© JUNGE FREIHEIT Verlag GmbH & Co. www.jungefreiheit.de 48/05 25. November 2005

Im Alter mehr soziale Kompetenz
Arbeitsmarkt: Das unterschätzte Potential - Warum über 50jährige keine Stellen mehr finden
Friedrich-Thorsten Müller

Es ist paradox.
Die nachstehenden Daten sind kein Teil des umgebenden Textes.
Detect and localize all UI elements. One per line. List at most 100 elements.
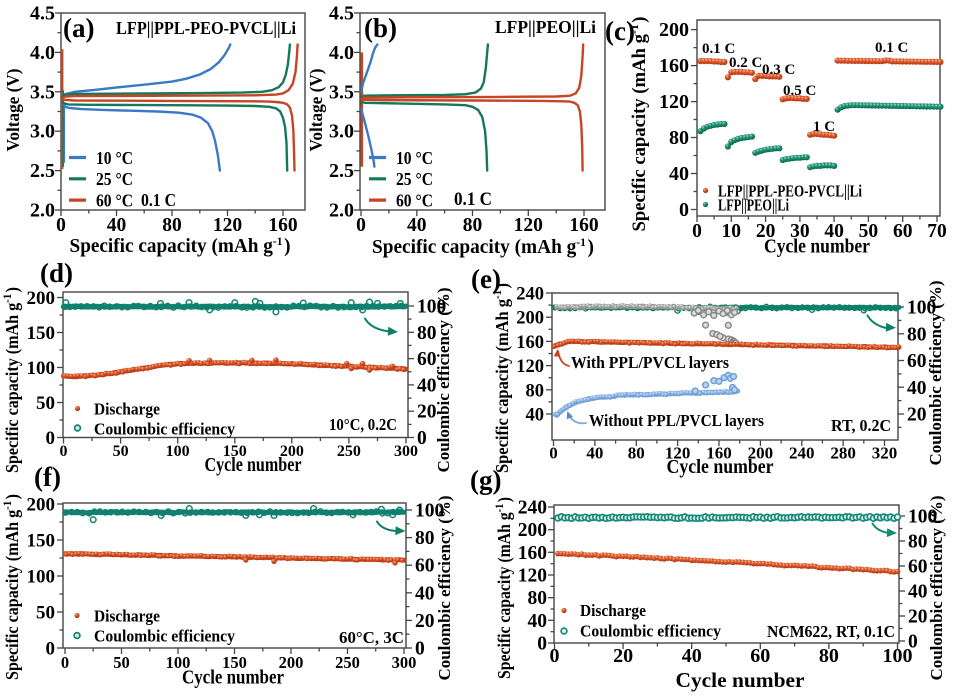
svg-text:240: 240 [518,497,547,518]
svg-text:4.0: 4.0 [329,42,354,64]
svg-text:100: 100 [166,443,190,460]
svg-text:160: 160 [706,444,732,463]
svg-text:100: 100 [27,358,56,379]
svg-text:240: 240 [516,285,544,305]
svg-text:50: 50 [36,393,55,414]
svg-text:80: 80 [415,528,435,549]
svg-text:(g): (g) [470,465,501,495]
svg-text:60°C, 3C: 60°C, 3C [339,628,404,647]
svg-text:40: 40 [526,406,545,426]
svg-text:Discharge: Discharge [94,400,160,419]
svg-text:100: 100 [417,297,446,318]
svg-text:2.0: 2.0 [329,200,354,222]
svg-text:250: 250 [337,443,361,460]
svg-text:80: 80 [628,444,645,463]
svg-text:(f): (f) [34,462,61,492]
svg-text:0: 0 [46,639,56,660]
svg-text:150: 150 [223,443,247,460]
svg-text:60: 60 [893,221,913,242]
svg-text:100: 100 [166,653,191,672]
svg-text:With PPL/PVCL layers: With PPL/PVCL layers [571,353,729,372]
svg-text:40: 40 [908,582,928,603]
svg-text:4.0: 4.0 [30,42,55,64]
svg-text:Specific capacity (mAh g-1 ): Specific capacity (mAh g-1 ) [0,287,22,473]
svg-text:80: 80 [819,645,839,667]
svg-text:10: 10 [722,221,742,242]
svg-text:150: 150 [27,323,56,344]
svg-text:20: 20 [415,611,435,632]
svg-text:4.5: 4.5 [329,3,354,25]
svg-text:60: 60 [907,351,927,372]
svg-text:4.5: 4.5 [30,3,55,25]
svg-text:20: 20 [907,405,927,426]
svg-text:0: 0 [549,444,558,463]
svg-text:60: 60 [417,349,437,370]
svg-text:Coulombic efficiency (%): Coulombic efficiency (%) [927,495,946,680]
svg-text:300: 300 [392,653,417,672]
svg-text:0.2 C: 0.2 C [729,55,762,71]
svg-text:160: 160 [659,55,689,77]
svg-text:10°C, 0.2C: 10°C, 0.2C [329,415,397,434]
svg-text:80: 80 [526,381,545,401]
svg-text:80: 80 [908,532,928,553]
svg-text:0: 0 [415,639,425,660]
svg-text:40: 40 [682,645,702,667]
svg-text:200: 200 [27,495,56,516]
svg-text:40: 40 [824,221,844,242]
svg-text:2.5: 2.5 [30,160,55,182]
svg-text:40: 40 [669,163,689,185]
svg-text:Discharge: Discharge [94,607,160,626]
svg-text:80: 80 [417,323,437,344]
svg-text:50: 50 [36,603,55,624]
svg-text:60: 60 [750,645,770,667]
svg-text:1 C: 1 C [813,119,835,135]
svg-text:0: 0 [908,632,918,653]
svg-text:0: 0 [550,645,560,667]
svg-text:80: 80 [463,215,483,236]
svg-text:200: 200 [518,520,547,541]
svg-text:0: 0 [60,443,68,460]
svg-text:160: 160 [268,215,297,236]
svg-text:50: 50 [113,653,130,672]
svg-text:40: 40 [528,611,548,632]
svg-text:Voltage (V): Voltage (V) [3,69,24,152]
svg-text:60: 60 [415,556,435,577]
svg-text:Specific capacity (mAh g-1 ): Specific capacity (mAh g-1 ) [492,497,515,679]
svg-text:Voltage (V): Voltage (V) [306,69,327,152]
svg-text:0: 0 [692,221,702,242]
svg-text:0.5 C: 0.5 C [783,83,816,99]
svg-text:0.1 C: 0.1 C [702,41,735,57]
svg-text:160: 160 [569,215,598,236]
svg-text:Without PPL/PVCL layers: Without PPL/PVCL layers [589,411,764,430]
svg-text:LFP||PPL-PEO-PVCL||Li: LFP||PPL-PEO-PVCL||Li [116,18,296,38]
svg-text:40: 40 [407,215,427,236]
svg-text:Specific capacity (mAh g-1 ): Specific capacity (mAh g-1 ) [0,494,22,680]
svg-text:70: 70 [927,221,947,242]
svg-text:150: 150 [222,653,247,672]
svg-text:Cycle number: Cycle number [676,668,805,692]
svg-text:80: 80 [669,127,689,149]
svg-text:120: 120 [518,565,547,586]
svg-text:120: 120 [514,215,543,236]
svg-text:(e): (e) [471,264,501,294]
svg-text:20: 20 [756,221,776,242]
svg-text:10 °C: 10 °C [396,148,433,168]
svg-text:25 °C: 25 °C [396,169,433,189]
svg-text:100: 100 [907,298,936,319]
svg-text:20: 20 [908,607,928,628]
svg-text:10 °C: 10 °C [96,148,133,168]
svg-text:Cycle number: Cycle number [205,454,302,476]
svg-text:200: 200 [280,443,304,460]
svg-text:25 °C: 25 °C [96,169,133,189]
svg-text:0: 0 [46,428,56,449]
svg-text:100: 100 [883,645,913,667]
svg-text:Cycle number: Cycle number [182,667,284,689]
svg-text:Specific capacity (mAh g-1 ): Specific capacity (mAh g-1 ) [372,235,594,258]
svg-text:40: 40 [907,378,927,399]
svg-text:3.0: 3.0 [30,121,55,143]
svg-text:60 °C: 60 °C [396,190,433,210]
svg-text:80: 80 [528,588,548,609]
svg-text:20: 20 [613,645,633,667]
svg-text:160: 160 [518,543,547,564]
svg-text:280: 280 [830,444,856,463]
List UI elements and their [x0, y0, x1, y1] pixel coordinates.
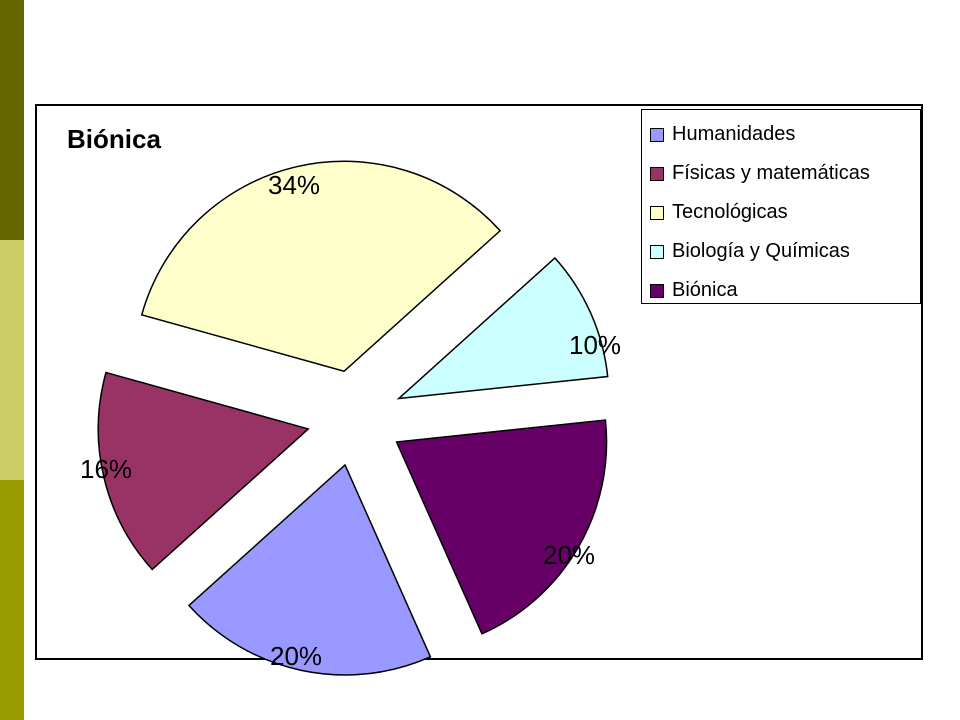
- legend-swatch-biologia-quimicas: [650, 244, 664, 259]
- pie-slice-fisicas-matematicas: [97, 371, 310, 571]
- slice-label-humanidades: 20%: [270, 641, 323, 671]
- legend-swatch-tecnologicas: [650, 205, 664, 220]
- legend-item-tecnologicas: Tecnológicas: [650, 193, 920, 232]
- chart-legend: Humanidades Físicas y matemáticas Tecnol…: [641, 109, 921, 304]
- legend-swatch-bionica: [650, 283, 664, 298]
- slice-label-tecnologicas: 34%: [268, 170, 321, 200]
- pie-slice-humanidades: [187, 463, 432, 676]
- pie-slice-bionica: [395, 419, 608, 635]
- legend-swatch-humanidades: [650, 127, 664, 142]
- legend-label-tecnologicas: Tecnológicas: [672, 201, 788, 223]
- chart-title: Biónica: [67, 124, 161, 154]
- legend-label-humanidades: Humanidades: [672, 123, 796, 145]
- decor-stripe-top: [0, 0, 24, 240]
- legend-item-fisicas-matematicas: Físicas y matemáticas: [650, 154, 920, 193]
- legend-label-bionica: Biónica: [672, 279, 738, 301]
- decor-stripe-middle: [0, 240, 24, 480]
- slice-label-biologia-quimicas: 10%: [569, 330, 622, 360]
- legend-item-humanidades: Humanidades: [650, 115, 920, 154]
- legend-label-fisicas-matematicas: Físicas y matemáticas: [672, 162, 870, 184]
- pie-slice-biologia-quimicas: [396, 256, 609, 400]
- legend-label-biologia-quimicas: Biología y Químicas: [672, 240, 850, 262]
- slice-label-fisicas-matematicas: 16%: [80, 454, 133, 484]
- legend-item-biologia-quimicas: Biología y Químicas: [650, 232, 920, 271]
- legend-swatch-fisicas-matematicas: [650, 166, 664, 181]
- pie-slice-tecnologicas: [140, 160, 502, 373]
- slice-label-bionica: 20%: [543, 540, 596, 570]
- decor-stripe-bottom: [0, 480, 24, 720]
- legend-item-bionica: Biónica: [650, 271, 920, 310]
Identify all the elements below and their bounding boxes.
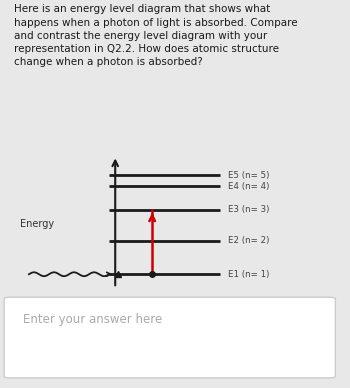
Text: E3 (n= 3): E3 (n= 3) xyxy=(228,206,269,215)
FancyBboxPatch shape xyxy=(4,297,335,378)
Text: E4 (n= 4): E4 (n= 4) xyxy=(228,182,269,191)
Text: Enter your answer here: Enter your answer here xyxy=(23,313,162,326)
Text: Energy: Energy xyxy=(20,219,54,229)
Text: Here is an energy level diagram that shows what
happens when a photon of light i: Here is an energy level diagram that sho… xyxy=(14,4,298,67)
Text: E2 (n= 2): E2 (n= 2) xyxy=(228,236,269,245)
Text: E1 (n= 1): E1 (n= 1) xyxy=(228,270,269,279)
Text: E5 (n= 5): E5 (n= 5) xyxy=(228,171,269,180)
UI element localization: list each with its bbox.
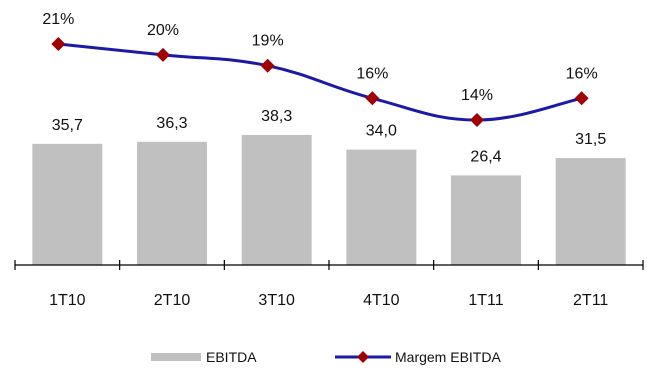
margem-point-1t11 bbox=[470, 113, 484, 127]
bar-label-1t10: 35,7 bbox=[52, 117, 83, 134]
margem-label-1t10: 21% bbox=[42, 11, 74, 28]
bar-1t10 bbox=[32, 143, 103, 265]
bar-2t11 bbox=[555, 158, 626, 265]
bar-3t10 bbox=[241, 135, 312, 265]
margem-point-2t11 bbox=[574, 91, 589, 106]
legend-label-ebitda: EBITDA bbox=[206, 349, 257, 365]
bar-labels-layer: 35,7 36,3 38,3 34,0 26,4 31,5 bbox=[52, 108, 607, 165]
x-tick-label-1t11: 1T11 bbox=[468, 292, 503, 309]
margem-point-4t10 bbox=[365, 91, 380, 106]
margem-ebitda-line bbox=[58, 42, 582, 122]
legend-swatch-ebitda bbox=[151, 353, 201, 361]
bar-label-2t11: 31,5 bbox=[575, 131, 606, 148]
margem-point-2t10 bbox=[156, 47, 170, 62]
margem-point-3t10 bbox=[260, 58, 275, 73]
bar-2t10 bbox=[137, 141, 207, 265]
bars-layer bbox=[32, 135, 626, 265]
x-tick-label-3t10: 3T10 bbox=[258, 292, 295, 309]
margem-label-2t11: 16% bbox=[566, 65, 598, 82]
bar-label-1t11: 26,4 bbox=[470, 148, 501, 165]
x-tick-label-2t10: 2T10 bbox=[154, 292, 191, 309]
x-tick-label-1t10: 1T10 bbox=[49, 292, 86, 309]
x-axis: 1T10 2T10 3T10 4T10 1T11 2T11 bbox=[14, 260, 644, 309]
legend-label-margem-ebitda: Margem EBITDA bbox=[395, 349, 501, 365]
margem-label-4t10: 16% bbox=[356, 65, 388, 82]
margem-point-1t10 bbox=[51, 37, 66, 51]
x-tick-label-4t10: 4T10 bbox=[363, 292, 400, 309]
bar-label-3t10: 38,3 bbox=[261, 108, 292, 125]
bar-label-2t10: 36,3 bbox=[156, 115, 187, 132]
margem-label-1t11: 14% bbox=[461, 87, 493, 104]
x-tick-label-2t11: 2T11 bbox=[573, 292, 608, 309]
margin-labels-layer: 21% 20% 19% 16% 14% 16% bbox=[42, 11, 597, 104]
margin-line-layer bbox=[51, 37, 589, 127]
bar-4t10 bbox=[346, 149, 417, 265]
bar-label-4t10: 34,0 bbox=[366, 123, 397, 140]
bar-1t11 bbox=[451, 175, 521, 265]
margem-label-3t10: 19% bbox=[252, 33, 284, 50]
legend-marker-margem-ebitda bbox=[357, 351, 369, 363]
margem-label-2t10: 20% bbox=[147, 22, 179, 39]
legend: EBITDA Margem EBITDA bbox=[151, 349, 501, 365]
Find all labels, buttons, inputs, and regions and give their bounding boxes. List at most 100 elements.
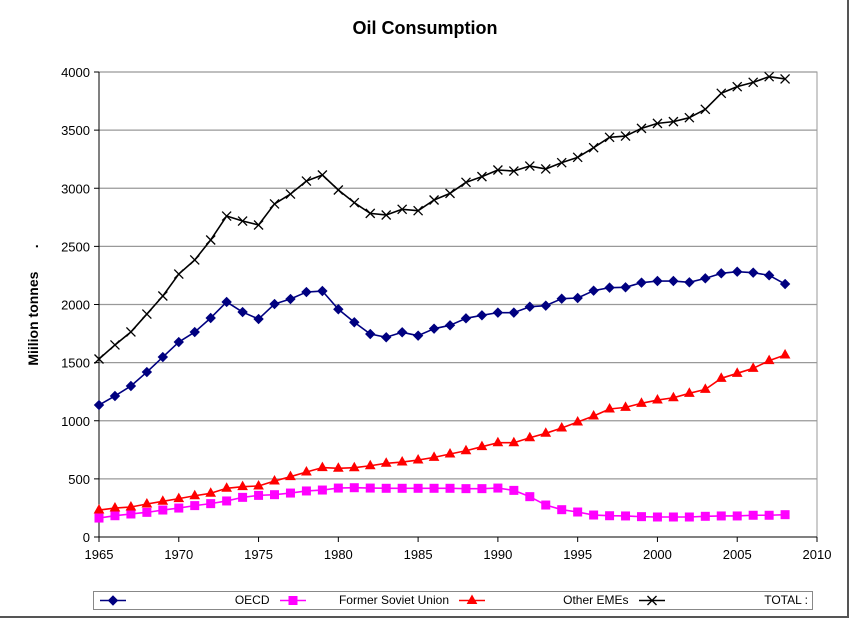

Auf der einen Seite beschäftigen rund 60 Prozent der Betriebe in Deutschland heute keine Mitarbeiter mehr, die älter als 50 Jahre sind. Andererseits will die neue Bundesregierung nun ernst machen und kündigt den heute 35jährigen ein Renteneintrittsalter von 67 Jahren an.

Bereits 2001 waren nach Berechnungen des Kölner Instituts der deutschen Wirtschaft (IW) fast 3,5 Millionen Menschen zwischen 55 und 64 Jahren offen oder versteckt arbeitslos oder im Vorruhestand, mit jährlichen Kosten für die Allgemeinheit von 37,4 Milliarden Euro. Trotz eines bei lediglich 62,5 Jahren liegenden durchschnittlichen Renteneintrittsalters gehört fast jeder zweite Langzeitarbeitslose in die Gruppe der über 50jährigen. Keine rosigen Aussichten auch für die heute noch Jüngeren.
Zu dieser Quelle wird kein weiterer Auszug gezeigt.